Once you enter a specific mode, QL
will run related function to ask you input your regional parameters.
Let’s take RECT
function for instance, QL
will request 4 parameters of the rectangular region:
Please enter the latitudes(-90 ~ 90) at the bottom and top, the longitudes(-180 ~ 180) on the left and the right of the rectangular boundary.

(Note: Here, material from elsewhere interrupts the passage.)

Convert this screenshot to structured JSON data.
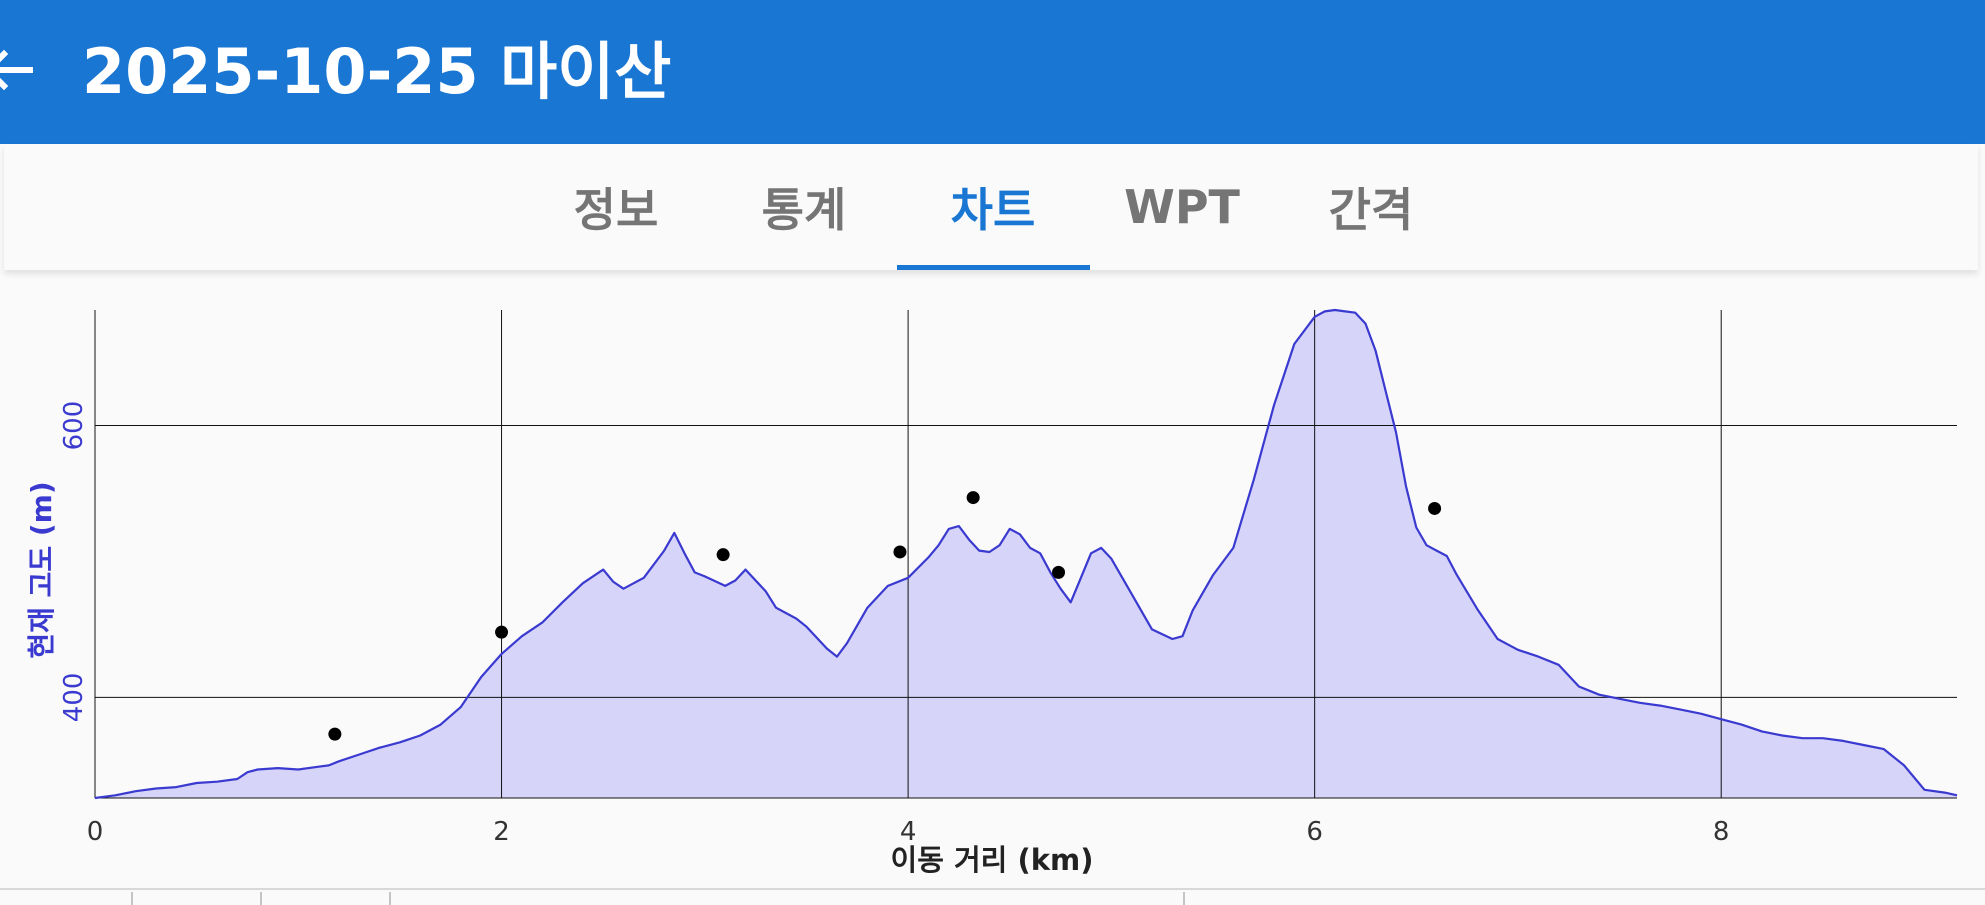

Input rectangular bottom latitude: 31
Input rectangular top latitude: 46
Input rectangular left longitude: -128
Input rectangular right longitude: -114
When you finish input, QL
will display you input parameters to confirm there is no type-in error:
The input region is:
searchshape: RECT
bot_lat: 31
top_lat: 46
left_lon: -128
right_lon: -114
Input parameters confirm? [y/n]
y
Once you setup research region, you can set time range in the same way:
Please enter time range:
Input start year (1900-):
2010
Input start month(1-12):
1
Input start day (1-31):
7
Input start time(00:00:00-23:59:59):
01:00:00
Input end year (1900-):
2010
Input end month(1-12):
1
Input end day (1-31):
10
Input end time(00:00:00-23:59:59):
03:00:00
start_year: 2010
start_month: 1
start_day: 7
start_time: 01:00:00
end_year: 2010
end_month: 1
end_day: 10
end_time: 03:00:00
Input parameters confirm? [y/n]
y
Apart from research region and time range, the following input are optional,
e.g., you can select magnitude range or specific
magnitude type which you interest in. You can skip these questions, QL
will
use default options:
Enter event magnitude limits (optional, enter blank space for default sets)

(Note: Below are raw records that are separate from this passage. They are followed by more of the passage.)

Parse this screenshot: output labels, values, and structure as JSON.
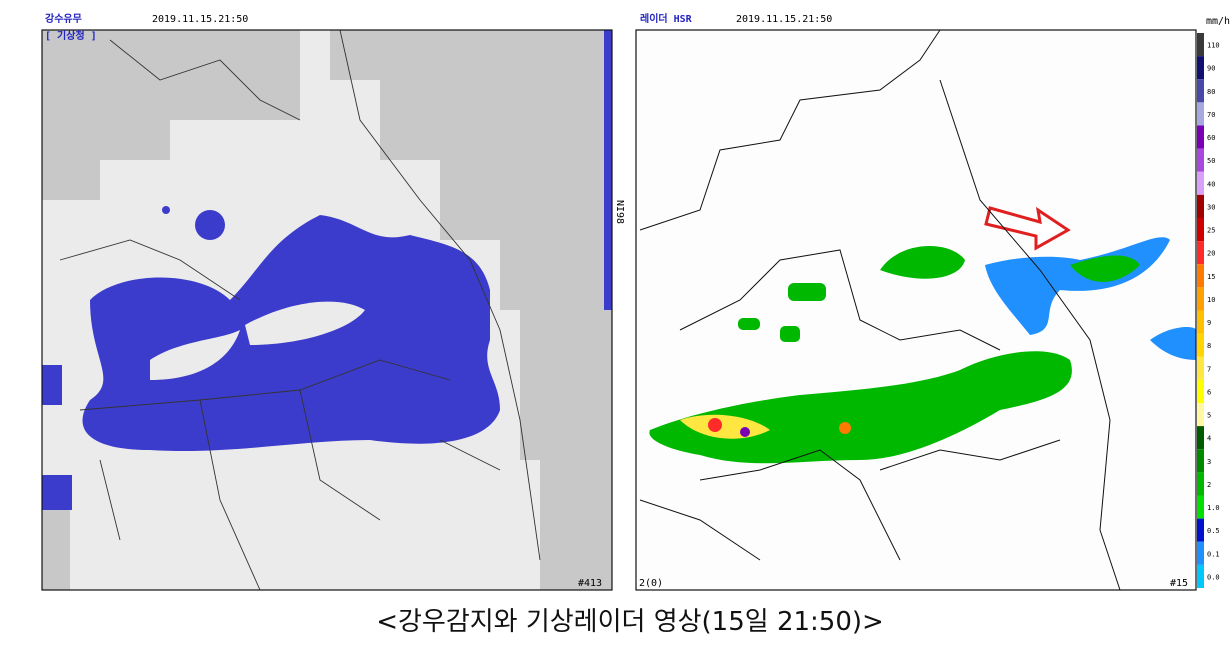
{
  "left_panel": {
    "title": "강수유무",
    "timestamp": "2019.11.15.21:50",
    "source": "[ 기상청 ]",
    "side_label": "NI98",
    "footer": "#413"
  },
  "right_panel": {
    "title": "레이더 HSR",
    "timestamp": "2019.11.15.21:50",
    "footer": "#15",
    "corner_label": "2(0)",
    "legend": {
      "unit": "mm/h",
      "items": [
        {
          "label": "110",
          "color": "#3a3a3a"
        },
        {
          "label": "90",
          "color": "#101070"
        },
        {
          "label": "80",
          "color": "#4848a8"
        },
        {
          "label": "70",
          "color": "#a8a8e0"
        },
        {
          "label": "60",
          "color": "#7a00b8"
        },
        {
          "label": "50",
          "color": "#a848e0"
        },
        {
          "label": "40",
          "color": "#d8a0f8"
        },
        {
          "label": "30",
          "color": "#a00000"
        },
        {
          "label": "25",
          "color": "#d00000"
        },
        {
          "label": "20",
          "color": "#ff2a2a"
        },
        {
          "label": "15",
          "color": "#ff7a00"
        },
        {
          "label": "10",
          "color": "#ffa000"
        },
        {
          "label": "9",
          "color": "#ffc000"
        },
        {
          "label": "8",
          "color": "#ffd400"
        },
        {
          "label": "7",
          "color": "#ffe640"
        },
        {
          "label": "6",
          "color": "#ffff00"
        },
        {
          "label": "5",
          "color": "#fff8a0"
        },
        {
          "label": "4",
          "color": "#005a00"
        },
        {
          "label": "3",
          "color": "#008a00"
        },
        {
          "label": "2",
          "color": "#00b800"
        },
        {
          "label": "1.0",
          "color": "#00e000"
        },
        {
          "label": "0.5",
          "color": "#0010d0"
        },
        {
          "label": "0.1",
          "color": "#2090ff"
        },
        {
          "label": "0.0",
          "color": "#00c8f8"
        }
      ]
    }
  },
  "caption": "<강우감지와 기상레이더 영상(15일 21:50)>"
}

Input minimum magnitude (0.0-9.0 or blank space for skip this set):
Input maximum magnitude (0.0-9.0 or blank space for skip this set):
Enter specific magnitude types. Please note: the selected magnitude type will search for all possible magnitudes in that category:
E.g. MB will search for mb, mB, Mb, mb1mx, etc
Available input:
<Any>|<MB>|<MS>|<MW>|<ML>|<MD> or blank space for skip this set
After the above specific definitions, subsequent options are same as beginner
mode.
User will go through all questions to define their dataset
How many samples do you wish to create? [1- ] (input MAX for all available waveform):5000
Do you want fixed sample length? [y/n] (default: y):y
Enter sample length (how many sample points do you wish in a trace)?(default 5000): 5000
Select label type: [simple/specific]?
[simple]: P/S;
[specific]: P/Pn/Pb/S/Sn, etc.
specific
Enter a fixed sampling rate(i.e.: 100.0) or skip for keep original sampling rate:
Select filter function for preprocess? [0/1/2/3]:
[0]: Do not apply filter function;
[1]: Butterworth-Lowpass;
[2]: Butterworth-Highpass;
[3]: Butterworth-Bandpass. 0
Do you want to detrend the waveforms ? [y/n]n
Would you like random input? [y/n]y
Do you want to add random noise: [y/n] n
Select export file format: [SAC/MSEED/SEGY/NPZ/MAT]SAC
Save as single trace or multiple-component seismic data? [y/n]y
Do you want to separate save traces as input and output? [y/n]y
Do you want to separate save arrival information as a CSV file? [y/n]y
Please input a folder name for your dataset (optional): NewDataset
Do you want to generate statistical charts after creating the dataset? [y/n]y
Note
Time varies based on the dataset volume.
Only use pre-processing options if it’s necessary.